きのう、そういう場面にあって、ひらめいたのは…近くのモノレールの駅に行き、最低の切符(200円)で入ると、空気は清浄で、読書にピッタリの明るさの、いす・テーブル・自販機に本棚のそろった場所がある。
「モノレール文庫」とは、我が家の近くを通るモノレール(21.2kmで世界最長がギネス認定済み、停車駅には伊丹空港や万博公園などがある)が設けている本棚だ。客が置き忘れた本を元に始めたらしい。モノレールのどの駅にもあるのは、この電鉄会社が、空港並みのユッタリした空間を享受するゆえだろうか。ここで一冊を選び、車中で読んで、降りた駅で戻すことも出来る。

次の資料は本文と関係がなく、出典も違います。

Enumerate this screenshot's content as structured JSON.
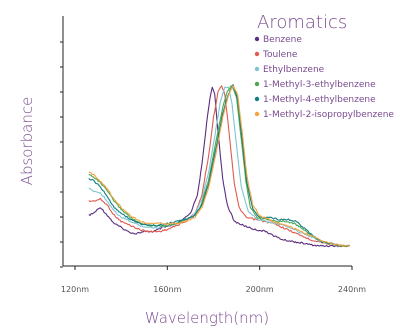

日頃あまりこの路線を利用しないけれど、趣旨が気に入って、不要の本を寄付したこともある。
とにかく、昨日はたった300円で(飲み物代100円で)1時間近く楽しく過ごせた。他には相客もなく、なぜか一羽の雀が、もの慣れた様子で飛びまわっていた。床に落ちたパン屑目当てだろうか?初体験なので、改札口を出るのに駅員に「ちょっと忘れ物をして」と言い訳したが、もしかしたら不要だったかも。
そして、帰りがけに一冊の文庫本を発見した。深田久弥「知と愛」角川文庫1954年刊。 この小粒な小説自体のことではない。この作家は「日本百名山」などで有名であるが、創作家として北畠八穂を裏切ったという過去もある。

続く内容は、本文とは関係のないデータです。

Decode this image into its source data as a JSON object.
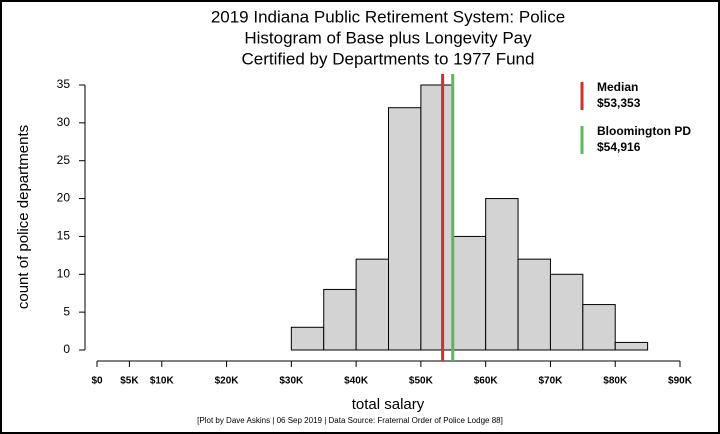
{
  "chart_data": {
    "type": "histogram",
    "title": [
      "2019 Indiana Public Retirement System: Police",
      "Histogram of Base plus Longevity Pay",
      "Certified by Departments to 1977 Fund"
    ],
    "xlabel": "total salary",
    "ylabel": "count of police departments",
    "caption": "[Plot by Dave Askins | 06 Sep 2019 | Data Source: Fraternal Order of Police Lodge 88]",
    "bins": [
      0,
      5000,
      10000,
      15000,
      20000,
      25000,
      30000,
      35000,
      40000,
      45000,
      50000,
      55000,
      60000,
      65000,
      70000,
      75000,
      80000,
      85000,
      90000
    ],
    "values": [
      0,
      0,
      0,
      0,
      0,
      0,
      3,
      8,
      12,
      32,
      35,
      15,
      20,
      12,
      10,
      6,
      1,
      0
    ],
    "color": "#d3d3d3",
    "xlim": [
      0,
      90000
    ],
    "ylim": [
      0,
      35
    ],
    "xticks": [
      {
        "value": 0,
        "label": "$0"
      },
      {
        "value": 5000,
        "label": "$5K"
      },
      {
        "value": 10000,
        "label": "$10K"
      },
      {
        "value": 20000,
        "label": "$20K"
      },
      {
        "value": 30000,
        "label": "$30K"
      },
      {
        "value": 40000,
        "label": "$40K"
      },
      {
        "value": 50000,
        "label": "$50K"
      },
      {
        "value": 60000,
        "label": "$60K"
      },
      {
        "value": 70000,
        "label": "$70K"
      },
      {
        "value": 80000,
        "label": "$80K"
      },
      {
        "value": 90000,
        "label": "$90K"
      }
    ],
    "yticks": [
      0,
      5,
      10,
      15,
      20,
      25,
      30,
      35
    ],
    "reference_lines": [
      {
        "name": "Median",
        "value": 53353,
        "value_label": "$53,353",
        "color": "#d0312d"
      },
      {
        "name": "Bloomington PD",
        "value": 54916,
        "value_label": "$54,916",
        "color": "#5cb85c"
      }
    ]
  }
}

私が気に入ったのはその古色蒼然たる佇まいだ。今から見ると包装過剰で、紙のカバーと、薄いパラフィン紙と、その下の帯がすべてそろっている。カバーには「墨田區石原3丁目電停前西本書店」(都電はバスに変わり、この本屋も今はないだろう、あったらゴメンナサイ)そして、扉には付けペンで書いたらしき女性の名前と住所とが。
さらに帯の折り返し部分には表側に文庫版「バートン版千夜一夜物語」全20巻、裏側に文庫版「ニーチェ全集」全23巻とある。中を見ると「角川文庫目録」として、かの懐かしい国別目録が。
中でも日本文学は、5頁で古典15点と現代320点。樋口一葉に始まり、露伴、鴎外、漱石、荷風、実篤、直哉ETC、詩、俳句、短歌にいたる堂々たる陣営。三島や太宰も、この中では小僧にしか見えない。それらが「現代文学」に分類されているという事に注目である。「古典」は古事記、万葉集、枕草子、伊勢・竹取・源氏・今昔物語、歎異抄、西鶴が3点に芭蕉とそろっている。そのあと仏文学が2ページ余(220点)独が53点、露が33点、英41点、米22点と続く。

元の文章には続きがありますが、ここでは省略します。